Based on the results of its annual stress test, Wells Fargo (NYSE:WFC) would remain well above the Common Equity Tier 1 (CET1) ratio even in the event of a severe and lengthy global recession, the bank said Thursday.
The stress tests, which banks conduct under the watchful eye of the Federal Reserve in accordance with the Dodd-Frank Act, are designed to assess the institutions' ability to weather highly adverse conditions. This year, the Fed had banks determine how they would fare under a hypothetical nine-quarter scenario -- covering a period from Jan. 1, 2020 to March 31, 2022 -- that featured a severe global recession with real gross domestic product (GDP) falling 8.5% over the first seven quarters and unemployment rising to 10% in the third quarter of 2021. Under this scenario, the interest rates on short-term Treasuries would remain near zero throughout.

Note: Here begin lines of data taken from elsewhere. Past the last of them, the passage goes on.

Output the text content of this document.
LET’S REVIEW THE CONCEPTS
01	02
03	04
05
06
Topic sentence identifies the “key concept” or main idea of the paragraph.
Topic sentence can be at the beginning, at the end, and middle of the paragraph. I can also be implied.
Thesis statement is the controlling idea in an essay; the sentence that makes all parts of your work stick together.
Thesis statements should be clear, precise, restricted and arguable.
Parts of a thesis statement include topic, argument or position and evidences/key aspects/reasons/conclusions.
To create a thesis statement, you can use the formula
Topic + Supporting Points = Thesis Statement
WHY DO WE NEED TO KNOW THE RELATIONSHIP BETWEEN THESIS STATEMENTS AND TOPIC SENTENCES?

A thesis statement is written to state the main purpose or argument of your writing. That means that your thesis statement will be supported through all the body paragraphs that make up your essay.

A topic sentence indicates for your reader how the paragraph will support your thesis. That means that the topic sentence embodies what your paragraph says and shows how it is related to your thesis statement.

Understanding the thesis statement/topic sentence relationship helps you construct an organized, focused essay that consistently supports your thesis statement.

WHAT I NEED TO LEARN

If this situation were to occur, Wells Fargo would suffer a total net loss before taxes of $23.1 billion. This reflects projected losses of $49.9 billion from provisioning for credit losses, trading and counterparty credit losses, and losses on debt securities, which would be partially offset by net revenue of $26.9 billion.
The bank's Common Equity Tier 1 ratio -- the institution's core capital divided by its risk-weighted assets -- would decrease from 11.1% on Dec. 31, 2019, to 9.6% on March 31, 2022. Its lowest projected CET1 ratio was 8.8%, which would still be well above the 4.5% regulatory minimum. The CET1 is an important gauge of a bank's ability to sustain losses while maintaining normal operation.

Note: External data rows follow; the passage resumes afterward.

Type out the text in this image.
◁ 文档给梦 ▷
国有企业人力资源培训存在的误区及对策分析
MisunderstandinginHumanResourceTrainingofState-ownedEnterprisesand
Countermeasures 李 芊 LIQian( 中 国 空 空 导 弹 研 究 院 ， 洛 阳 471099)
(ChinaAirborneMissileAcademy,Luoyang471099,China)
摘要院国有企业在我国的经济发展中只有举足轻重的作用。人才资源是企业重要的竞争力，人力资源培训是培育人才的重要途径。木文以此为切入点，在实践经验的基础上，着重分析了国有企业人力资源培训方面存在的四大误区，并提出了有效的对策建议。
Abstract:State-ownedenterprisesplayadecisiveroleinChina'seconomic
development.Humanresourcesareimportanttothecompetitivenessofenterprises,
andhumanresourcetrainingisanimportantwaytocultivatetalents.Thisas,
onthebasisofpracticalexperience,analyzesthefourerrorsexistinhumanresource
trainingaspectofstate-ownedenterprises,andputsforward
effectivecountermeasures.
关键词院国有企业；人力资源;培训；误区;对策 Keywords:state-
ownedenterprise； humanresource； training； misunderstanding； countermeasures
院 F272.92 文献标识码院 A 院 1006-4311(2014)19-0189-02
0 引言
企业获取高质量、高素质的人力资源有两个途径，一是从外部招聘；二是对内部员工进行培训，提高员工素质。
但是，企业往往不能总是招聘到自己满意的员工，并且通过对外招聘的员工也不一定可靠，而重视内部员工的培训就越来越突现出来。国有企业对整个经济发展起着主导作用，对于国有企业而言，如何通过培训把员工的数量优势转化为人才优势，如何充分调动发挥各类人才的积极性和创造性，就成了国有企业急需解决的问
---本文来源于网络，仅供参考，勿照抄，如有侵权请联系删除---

Further, Wells Fargo pointed out that the stress test results included the assumption that it would maintain its dividend payments throughout the extended recession. "In practice, if this scenario were to occur, the company would take capital conservation actions mandated by internal policy, which would include but not be limited to both changes in common stock dividend payments and share repurchases."
Wells Fargo's share price was down by about 6.5% at noon EDT on Friday. The stock is down 52% year to date.